Si l’on excepte les maladies d’origine génétique, chacun est responsable de sa santé. C’est en tout cas ce que laisse penser les multiples campagnes de prévention qui nous incitent à ne pas fumer, à boire modérément, à manger quotidiennement notre ration de fruits et légumes, à ne pas négliger l’exercice physique. Et lorsqu’un mal nous affecte, le praticien prescrit un médicament censé remédier au dysfonctionnement biologique qui le provoque.
Richard G. Wilkinson, un médecin et épidémiologiste britannique, étudie depuis plus de vingt ans les déterminants de la santé et du bien-être. Il conclut que les comportements et les caractéristiques personnels ne sont pas seuls en cause. Santé et bien-être dépendent fortement de facteurs sociaux structurels, comme le souligne une recension sur le site de La vie des idées.

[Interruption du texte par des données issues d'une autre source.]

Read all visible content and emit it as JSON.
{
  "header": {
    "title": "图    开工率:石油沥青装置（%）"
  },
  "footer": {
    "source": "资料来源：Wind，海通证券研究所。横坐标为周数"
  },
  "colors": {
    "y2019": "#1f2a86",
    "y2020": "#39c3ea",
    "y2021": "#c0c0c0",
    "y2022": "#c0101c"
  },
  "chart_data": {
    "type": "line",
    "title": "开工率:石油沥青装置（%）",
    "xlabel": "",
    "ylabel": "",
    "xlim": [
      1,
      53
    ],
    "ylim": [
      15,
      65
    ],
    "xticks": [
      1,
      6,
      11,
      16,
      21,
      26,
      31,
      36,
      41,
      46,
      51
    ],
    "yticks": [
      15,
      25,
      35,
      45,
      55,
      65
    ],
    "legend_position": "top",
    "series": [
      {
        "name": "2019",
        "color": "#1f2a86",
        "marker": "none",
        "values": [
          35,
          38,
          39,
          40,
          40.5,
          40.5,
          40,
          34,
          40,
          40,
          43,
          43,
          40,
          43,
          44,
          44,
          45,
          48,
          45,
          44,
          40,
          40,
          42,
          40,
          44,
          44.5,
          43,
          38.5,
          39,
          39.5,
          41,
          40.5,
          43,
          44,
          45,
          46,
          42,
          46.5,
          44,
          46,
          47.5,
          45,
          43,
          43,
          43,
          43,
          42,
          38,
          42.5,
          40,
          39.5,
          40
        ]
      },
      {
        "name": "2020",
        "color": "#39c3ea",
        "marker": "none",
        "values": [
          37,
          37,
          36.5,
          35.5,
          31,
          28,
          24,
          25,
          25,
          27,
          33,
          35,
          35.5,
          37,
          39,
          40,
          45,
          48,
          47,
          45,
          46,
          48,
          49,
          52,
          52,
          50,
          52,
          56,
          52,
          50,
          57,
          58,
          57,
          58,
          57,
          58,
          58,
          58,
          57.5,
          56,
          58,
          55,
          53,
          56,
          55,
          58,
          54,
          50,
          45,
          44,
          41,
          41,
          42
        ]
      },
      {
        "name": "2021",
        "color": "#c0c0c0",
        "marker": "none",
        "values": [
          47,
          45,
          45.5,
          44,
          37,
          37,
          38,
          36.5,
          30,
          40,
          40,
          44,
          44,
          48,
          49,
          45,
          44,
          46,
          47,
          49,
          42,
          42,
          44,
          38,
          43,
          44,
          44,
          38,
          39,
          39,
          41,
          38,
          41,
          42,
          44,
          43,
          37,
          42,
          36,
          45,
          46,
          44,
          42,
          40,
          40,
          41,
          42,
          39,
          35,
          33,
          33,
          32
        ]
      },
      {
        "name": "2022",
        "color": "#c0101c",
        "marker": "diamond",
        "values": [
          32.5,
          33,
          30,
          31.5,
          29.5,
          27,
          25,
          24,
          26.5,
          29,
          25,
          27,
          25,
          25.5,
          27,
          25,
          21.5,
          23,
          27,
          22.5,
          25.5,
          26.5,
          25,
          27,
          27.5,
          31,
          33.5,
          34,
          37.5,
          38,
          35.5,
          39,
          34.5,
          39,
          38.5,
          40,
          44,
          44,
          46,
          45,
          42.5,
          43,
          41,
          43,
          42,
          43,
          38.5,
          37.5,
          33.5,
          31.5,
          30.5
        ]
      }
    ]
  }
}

Le chercheur met en évidence le rôle des inégalités sociales. En effet, parmi les pays dits développés, les sociétés les plus inégalitaires ont les taux de mortalité les plus élevés. En Grande-Bretagne, on a enregistré des progrès significatifs dans la santé des civils durant les deux guerres mondiales, périodes durant lesquelles les inégalités étaient sensiblement réduites. De même l’espérance de vie a stagné puis décliné dans les pays de l’Europe de l’Est, parallèlement à l’accroissement des inégalités socio-économiques.
Wilkinson n’ignore pas l’impact des conditions matérielles sur la santé: les riches vivent plus longtemps que les pauvres. Mais il constate que les facteurs qui influent le plus sur la santé et le bien-être sont de nature psycho-sociale. Ce n’est pas tant la pauvreté absolue qui est en cause que la pauvreté relative, celle qu’engendre précisément des inégalités sociales trop criantes. Wilkinson montre, sur la base de données empiriques, que la conscience que nous avons de notre place dans la société et de notre situation matérielle n’est pas étrangère aux processus biologiques qui déclenchent la maladie.
Dès lors on ne peut dissocier l’augmentation des coûts de la santé et la croissance des inégalités sociales. La lutte contre la surconsommation médicale doit donc inclure une réduction des inégalités et une amélioration des relations sociales – à cet égard la redistribution par l’impôt fait partie intégrante de la thérapie. Si l’industrie pharmaceutique n’y trouvera pas son compte, la cohésion sociale en sortira par contre renforcée.